This section is dedicated to fine-tuning the transformer-based language model using the PyTorch Lightning framework. We use the Trainer class from the transformers library to train the model on the QADataset, and evaluate its performance on a validation set. We also save the model and tokenizer for later use.

In [None]:
from transformers import AutoModelForCausalLM

model = AutoModelForCausalLM.from_pretrained(base_model_name)
from transformers import TrainingArguments, Trainer
from torch.utils.data import DataLoader

train_dataloader = DataLoader(train_dataset, batch_size=batch_size, shuffle=True)
val_dataloader = DataLoader(val_dataset, batch_size=batch_size, shuffle=False)

training_args = TrainingArguments(
    output_dir="./results",
    num_train_epochs=3,
    per_device_train_batch_size=batch_size,
    per_device_eval_batch_size=batch_size,
    eval_accumulation_steps=1,
    prediction_loss_only=True,
    learning_rate=5e-5,
    weight_decay=0.01,
    save_total_limit=1,
    load_best_model_at_end=True,
    metric_for_best_model="loss",
    greater_is_better=False,
    evaluation_strategy="epoch",
    save_strategy="epoch",
)

trainer = Trainer(
    model=model,
    args=training_args,
    train_dataset=train_dataset,
    eval_dataset=val_dataset,
)

trainer.train()
trainer.evaluate()
model.save_pretrained(model_path)
tokenizer.save_pretrained(model_path)

# Section 5: Generating Answers to Questions

In this section, we load the saved model and tokenizer, and use them to generate answers to a set of predefined questions.
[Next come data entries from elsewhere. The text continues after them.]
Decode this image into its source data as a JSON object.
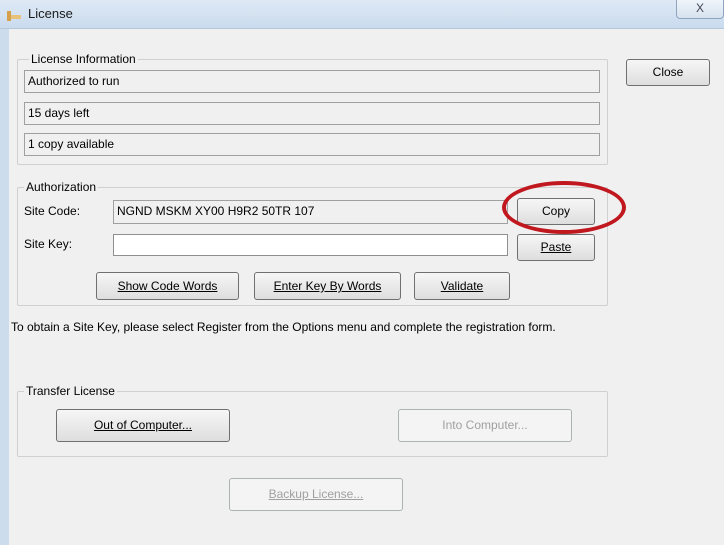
{
  "window": {
    "title": "License",
    "close_glyph": "X"
  },
  "license_info": {
    "group_label": "License Information",
    "status": "Authorized to run",
    "days_left": "15 days left",
    "copies": "1 copy available"
  },
  "buttons": {
    "close": "Close",
    "copy": "Copy",
    "paste": "Paste",
    "show_code_words": "Show Code Words",
    "enter_key_by_words": "Enter Key By Words",
    "validate": "Validate",
    "out_of_computer": "Out of Computer...",
    "into_computer": "Into Computer...",
    "backup_license": "Backup License..."
  },
  "authorization": {
    "group_label": "Authorization",
    "site_code_label": "Site Code:",
    "site_code_value": "NGND MSKM XY00 H9R2 50TR 107",
    "site_key_label": "Site Key:",
    "site_key_value": ""
  },
  "note": "To obtain a Site Key, please select Register from the Options menu and complete the registration form.",
  "transfer": {
    "group_label": "Transfer License"
  },
  "annotation": {
    "highlight_color": "#c0181e"
  }
}
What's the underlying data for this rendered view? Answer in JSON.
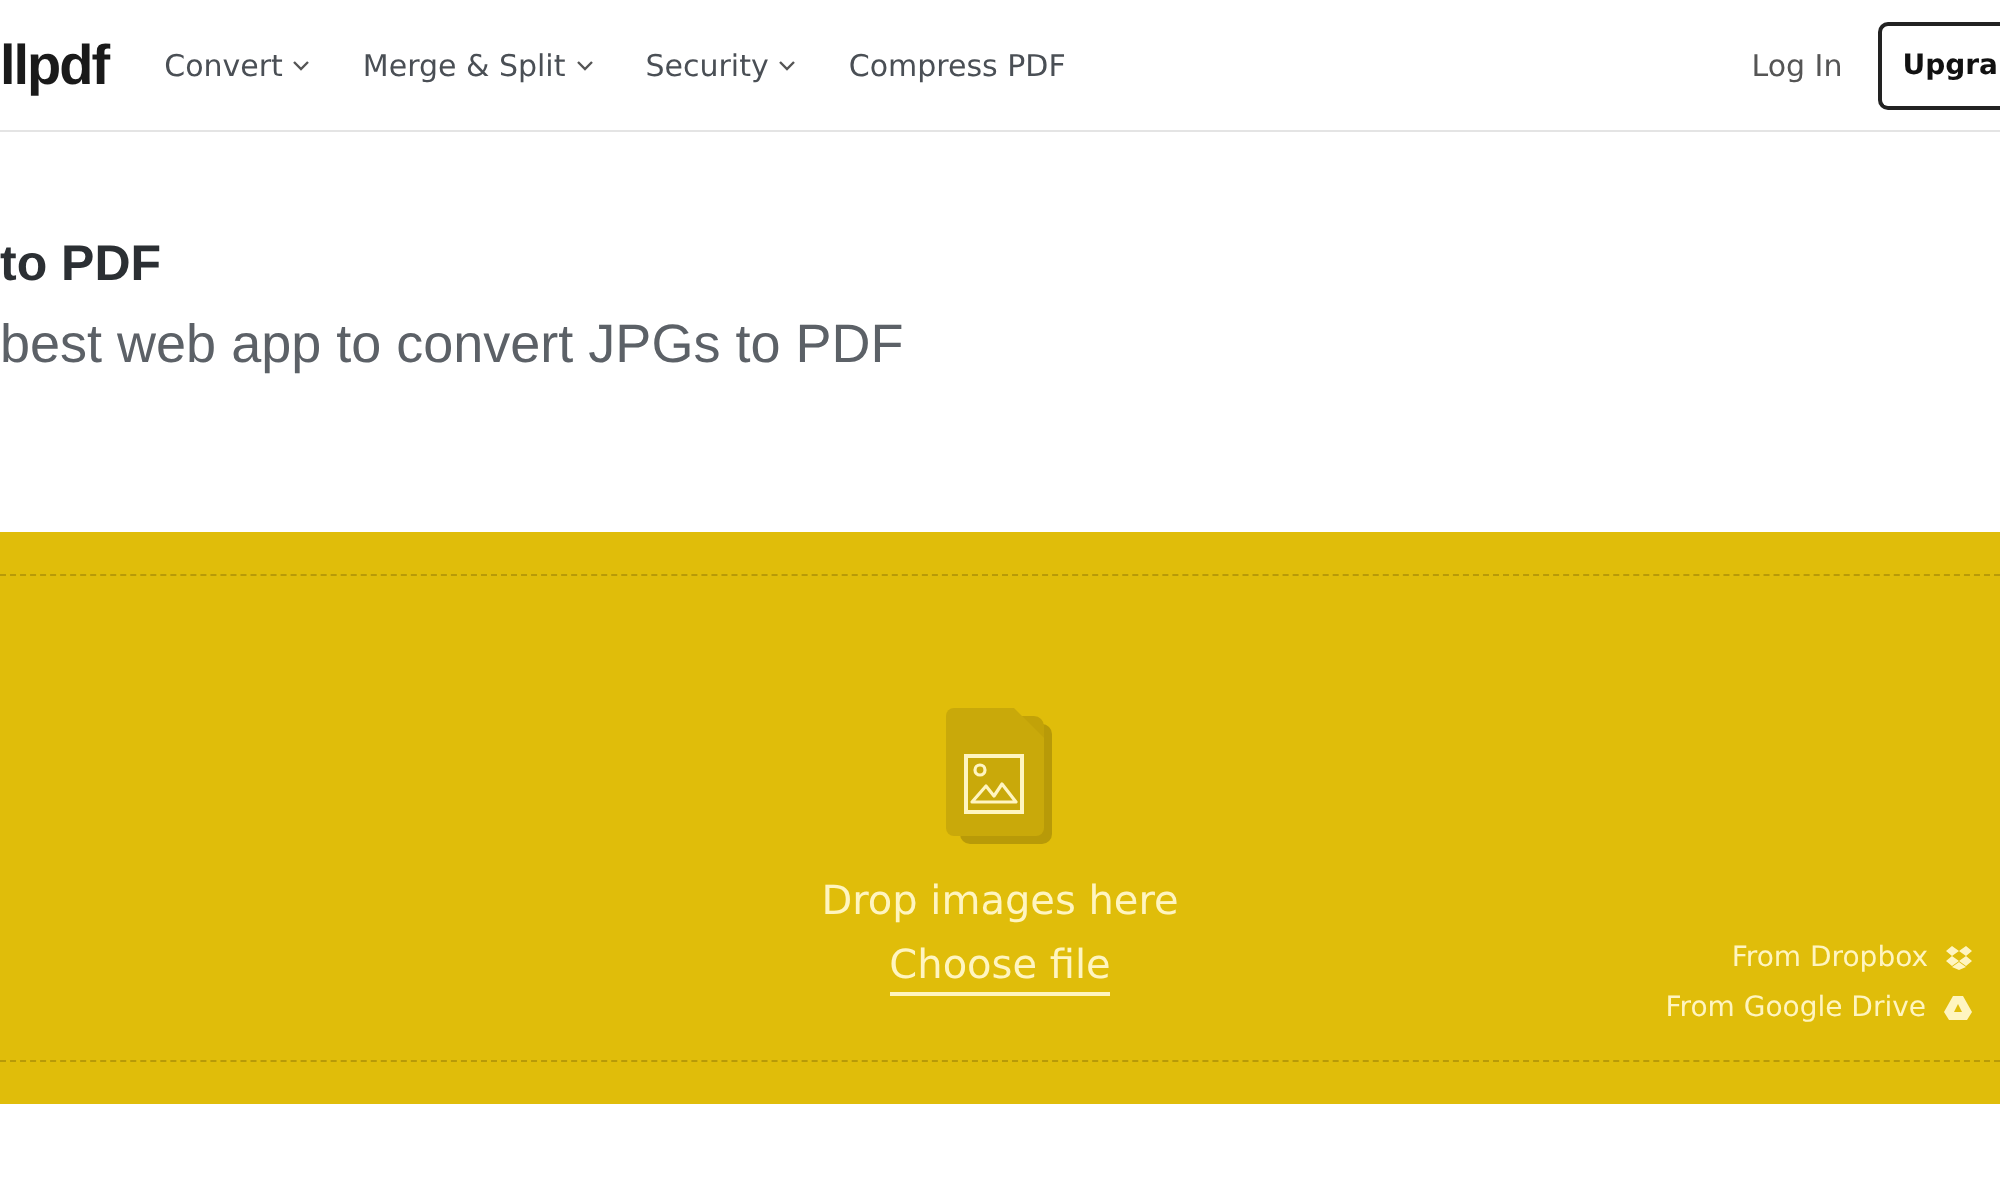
{
  "header": {
    "logo": "llpdf",
    "nav": [
      {
        "label": "Convert",
        "dropdown": true
      },
      {
        "label": "Merge & Split",
        "dropdown": true
      },
      {
        "label": "Security",
        "dropdown": true
      },
      {
        "label": "Compress PDF",
        "dropdown": false
      }
    ],
    "login": "Log In",
    "upgrade": "Upgra"
  },
  "title": "to PDF",
  "subtitle": "best web app to convert JPGs to PDF",
  "dropzone": {
    "prompt": "Drop images here",
    "choose": "Choose file",
    "sources": [
      {
        "label": "From Dropbox",
        "kind": "dropbox"
      },
      {
        "label": "From Google Drive",
        "kind": "drive"
      }
    ]
  }
}
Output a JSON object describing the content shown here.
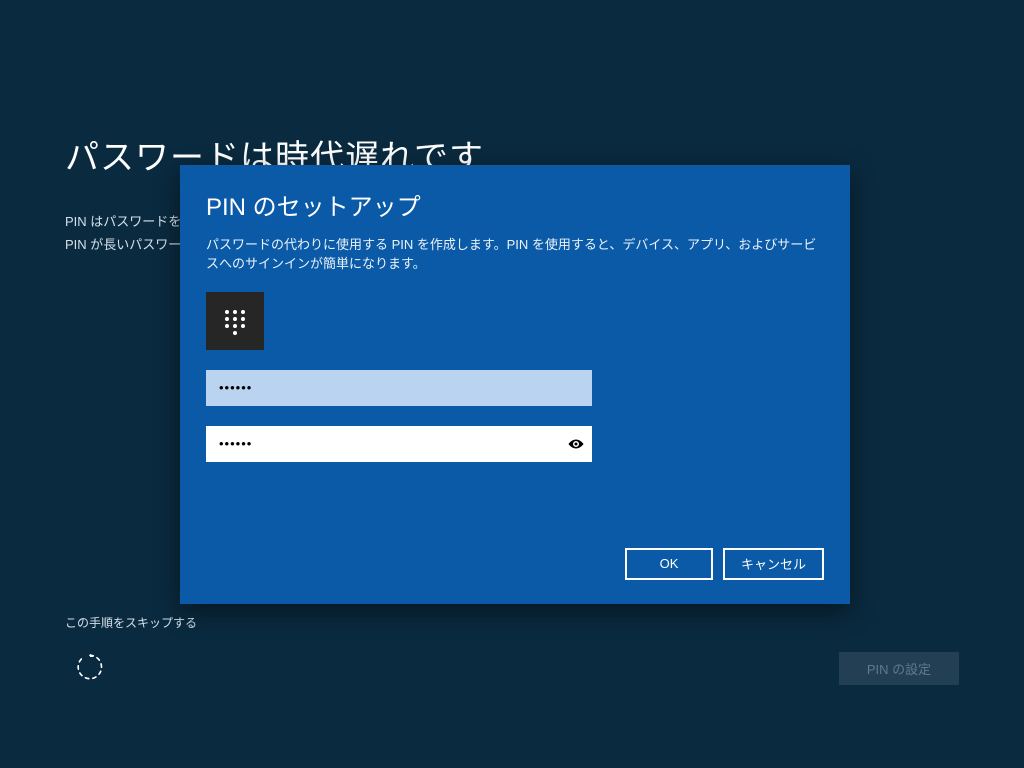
{
  "background": {
    "heading": "パスワードは時代遅れです",
    "line1": "PIN はパスワードを",
    "line2": "PIN が長いパスワー",
    "skip": "この手順をスキップする",
    "pin_set_button": "PIN の設定"
  },
  "dialog": {
    "title": "PIN のセットアップ",
    "description": "パスワードの代わりに使用する PIN を作成します。PIN を使用すると、デバイス、アプリ、およびサービスへのサインインが簡単になります。",
    "pin_value": "••••••",
    "pin_confirm_value": "••••••",
    "ok": "OK",
    "cancel": "キャンセル"
  }
}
We use the pipeline function from the transformers library to generate text from input strings, and print the generated answers to the console.

In [None]:
from transformers import pipeline

model = AutoModelForCausalLM.from_pretrained(model_path)
tokenizer = AutoTokenizer.from_pretrained(model_path)
qa_pipeline = pipeline("text2text-generation", model=model, tokenizer=tokenizer)
questions = [
    "What is the main theme of the movie Blade Runner?",
    "Who is the author of the novel Dune?",
    "What is the name of the spaceship in the Alien movie?",
    "Who directed the movie The Matrix?",
    "What is the setting of the Star Wars series?",
    "What is the similarity between the movie Matrix and Star Wars?",
]

for question in questions:
    answer = qa_pipeline(question, max_length=50)[0]["generated_text"]
    print(f"Q: {question}\nA: {answer}\n")


# Section 6: Conclusions

This section provides a summary of the results and discusses the potential improvements for the question answering model. We also discuss the applications of the Transformers library for natural language processing tasks in general.

# Section 7: References
This section provides links to resources related to the use of the Transformers library and transformer-based models for natural language processing. Links to the official Hugging Face website, examples of transformer-based models, and research papers on transformer models are provided.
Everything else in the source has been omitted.